Rall, Ted. “The 10,000th Haditha.” Ted Rall, May 30, 2006.

Summary: Congress and the American mainstream media have created an immense uproar about the killing of Iraqi civilians by American marines at Haditha last November, with even conservative pundits concerned about its effects on the goal of winning the hearts and minds of Iraqis. Some commentators have been surprised and puzzled by the failure of press accounts in Middle Eastern and other Muslim countries to place the same emphasis on the events at Haditha, and by the American antiwar community's apparent lack of interest in using the atrocity to foment opposition to the American occupation.

The explanation is that Haditha is not really exceptional. Atrocities occur all the time in Iraq. They are routine.

Newspapers don't bother to report when the sun rises in the east nor do they assign reporters to cover when dogs bite men. Likewise, says Baghdad newspaper boy Imad Mohammed, Iraqi newspapers haven't mentioned Haditha. Same-old, same-old massacres of Iraqis by American forces are no longer news: “The Americans see a Muslim go into a mosque and just assume he is a terrorist. They either arrest him or blow it up.”

Rami Khouri, editor at The Daily Star in Lebanon tells NPR that Haditha is “not a huge story [in the Middle East]. It's getting a lot of coverage in the United States, obviously, but most people in the Arab world are against what the United States did in Iraq ... They say look, this was a catastrophe from the beginning and they're not surprised that this is happening. They kind of take it in stride because everything the United States is doing in Iraq is seen as morally and politically unacceptable.”

Most of the world's population -- including virtually every Muslim and about a third of Americans -- always believed that the war against Iraq was a genocidal attempt to intimidate the Muslim world and extort its oil at gunpoint. They don't see a difference between Haditha and the thousands of other Iraqis killed by U.S. forces since 2003. Because the entire exercise was morally bankrupt from the outset, sold and perpetuated with countless lies, all of the 200,000-plus civilians and Iraqi soldiers who have died -- whether by bomb or by bullet -- were effectively murdered by the U.S. military.

Haditha, where two dozen were executed, was merely the 10,000th Haditha.

American opponents of the war already know how the Republican script for Haditha will go: A few soldiers will be made into scapegoats, described as “bad apples,” perhaps even imprisoned.
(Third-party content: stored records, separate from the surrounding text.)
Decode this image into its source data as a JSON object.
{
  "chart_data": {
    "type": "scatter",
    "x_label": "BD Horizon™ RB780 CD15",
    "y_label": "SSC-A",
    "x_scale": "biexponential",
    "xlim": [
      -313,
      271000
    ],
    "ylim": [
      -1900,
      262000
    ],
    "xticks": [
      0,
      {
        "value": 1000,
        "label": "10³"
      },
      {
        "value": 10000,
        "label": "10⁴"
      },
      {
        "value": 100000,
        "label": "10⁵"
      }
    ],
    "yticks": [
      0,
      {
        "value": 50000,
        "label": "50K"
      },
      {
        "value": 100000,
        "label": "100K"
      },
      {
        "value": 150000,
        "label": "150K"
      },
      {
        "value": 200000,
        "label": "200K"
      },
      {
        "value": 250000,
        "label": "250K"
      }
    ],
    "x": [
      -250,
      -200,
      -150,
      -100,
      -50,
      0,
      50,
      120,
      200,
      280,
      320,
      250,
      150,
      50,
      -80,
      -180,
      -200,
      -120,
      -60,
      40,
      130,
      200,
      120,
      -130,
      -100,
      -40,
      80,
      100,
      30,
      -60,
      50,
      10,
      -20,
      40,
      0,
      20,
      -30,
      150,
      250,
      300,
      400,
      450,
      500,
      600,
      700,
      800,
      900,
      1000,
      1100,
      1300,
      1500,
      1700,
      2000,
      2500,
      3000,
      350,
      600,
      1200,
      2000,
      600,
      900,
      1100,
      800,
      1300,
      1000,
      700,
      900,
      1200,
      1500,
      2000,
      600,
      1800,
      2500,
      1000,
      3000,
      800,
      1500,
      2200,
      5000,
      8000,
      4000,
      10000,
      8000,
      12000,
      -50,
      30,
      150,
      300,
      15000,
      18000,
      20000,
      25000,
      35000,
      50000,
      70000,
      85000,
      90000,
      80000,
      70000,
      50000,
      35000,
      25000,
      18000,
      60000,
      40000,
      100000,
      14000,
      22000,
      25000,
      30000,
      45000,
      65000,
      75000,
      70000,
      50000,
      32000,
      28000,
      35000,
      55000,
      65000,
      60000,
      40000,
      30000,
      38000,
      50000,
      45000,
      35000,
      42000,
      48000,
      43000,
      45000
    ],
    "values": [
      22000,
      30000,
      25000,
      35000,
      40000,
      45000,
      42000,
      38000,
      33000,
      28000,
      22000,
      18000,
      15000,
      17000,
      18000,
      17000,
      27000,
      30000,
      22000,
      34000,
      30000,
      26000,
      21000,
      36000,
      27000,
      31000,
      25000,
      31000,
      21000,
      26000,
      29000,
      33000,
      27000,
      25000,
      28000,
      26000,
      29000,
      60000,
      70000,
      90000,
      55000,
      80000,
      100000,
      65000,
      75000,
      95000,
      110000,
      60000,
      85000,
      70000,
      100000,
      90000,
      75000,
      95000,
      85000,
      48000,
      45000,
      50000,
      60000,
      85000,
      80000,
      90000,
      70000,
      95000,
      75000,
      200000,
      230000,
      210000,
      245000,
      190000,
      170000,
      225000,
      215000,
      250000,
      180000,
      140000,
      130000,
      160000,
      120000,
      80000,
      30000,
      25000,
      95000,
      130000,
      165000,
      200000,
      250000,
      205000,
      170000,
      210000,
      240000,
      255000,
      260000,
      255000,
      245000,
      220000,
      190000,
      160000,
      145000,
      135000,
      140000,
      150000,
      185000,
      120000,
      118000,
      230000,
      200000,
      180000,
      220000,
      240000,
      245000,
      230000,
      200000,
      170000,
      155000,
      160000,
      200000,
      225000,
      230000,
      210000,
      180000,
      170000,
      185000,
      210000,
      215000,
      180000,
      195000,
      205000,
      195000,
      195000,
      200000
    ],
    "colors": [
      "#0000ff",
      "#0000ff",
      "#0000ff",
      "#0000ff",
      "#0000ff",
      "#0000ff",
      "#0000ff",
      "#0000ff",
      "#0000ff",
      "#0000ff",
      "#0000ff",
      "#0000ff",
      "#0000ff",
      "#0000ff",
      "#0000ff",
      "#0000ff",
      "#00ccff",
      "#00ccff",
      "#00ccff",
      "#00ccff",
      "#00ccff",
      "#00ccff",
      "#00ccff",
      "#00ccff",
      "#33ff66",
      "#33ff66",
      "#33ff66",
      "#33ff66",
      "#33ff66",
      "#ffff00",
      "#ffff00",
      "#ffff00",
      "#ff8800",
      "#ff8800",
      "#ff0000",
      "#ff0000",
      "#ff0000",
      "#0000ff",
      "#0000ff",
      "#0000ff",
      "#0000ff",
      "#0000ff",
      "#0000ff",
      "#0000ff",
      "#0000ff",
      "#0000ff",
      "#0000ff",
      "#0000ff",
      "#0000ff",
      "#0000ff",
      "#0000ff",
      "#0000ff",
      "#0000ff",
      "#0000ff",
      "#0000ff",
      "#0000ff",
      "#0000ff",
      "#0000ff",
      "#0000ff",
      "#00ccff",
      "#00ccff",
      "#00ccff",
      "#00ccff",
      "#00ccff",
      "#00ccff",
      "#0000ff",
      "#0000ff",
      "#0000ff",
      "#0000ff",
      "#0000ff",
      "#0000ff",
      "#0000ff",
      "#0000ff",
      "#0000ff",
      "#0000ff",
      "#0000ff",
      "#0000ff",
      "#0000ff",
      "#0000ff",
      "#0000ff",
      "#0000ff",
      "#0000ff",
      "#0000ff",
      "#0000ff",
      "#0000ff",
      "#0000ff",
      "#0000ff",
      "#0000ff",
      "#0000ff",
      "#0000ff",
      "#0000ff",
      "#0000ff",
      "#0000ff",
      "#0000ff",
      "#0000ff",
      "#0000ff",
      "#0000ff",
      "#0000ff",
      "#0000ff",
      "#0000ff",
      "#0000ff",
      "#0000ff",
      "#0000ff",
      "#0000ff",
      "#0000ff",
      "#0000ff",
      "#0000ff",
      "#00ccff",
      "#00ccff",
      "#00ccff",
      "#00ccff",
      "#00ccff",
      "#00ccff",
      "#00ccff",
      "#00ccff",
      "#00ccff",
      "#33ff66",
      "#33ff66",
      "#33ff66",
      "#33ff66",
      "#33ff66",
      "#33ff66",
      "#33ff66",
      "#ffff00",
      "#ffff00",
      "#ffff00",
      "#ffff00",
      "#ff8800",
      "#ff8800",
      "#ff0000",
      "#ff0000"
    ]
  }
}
Possibly a low-grade officer will receive a black mark for inadequately training or supervising his men. No one in a position of authority will question or challenge any policy. No one will draw any conclusions about the morality of the occupation. The violence will continue. It is apparent to everyone from the outset that nothing is going to change. So why go along with the pretense that Haditha is exceptional?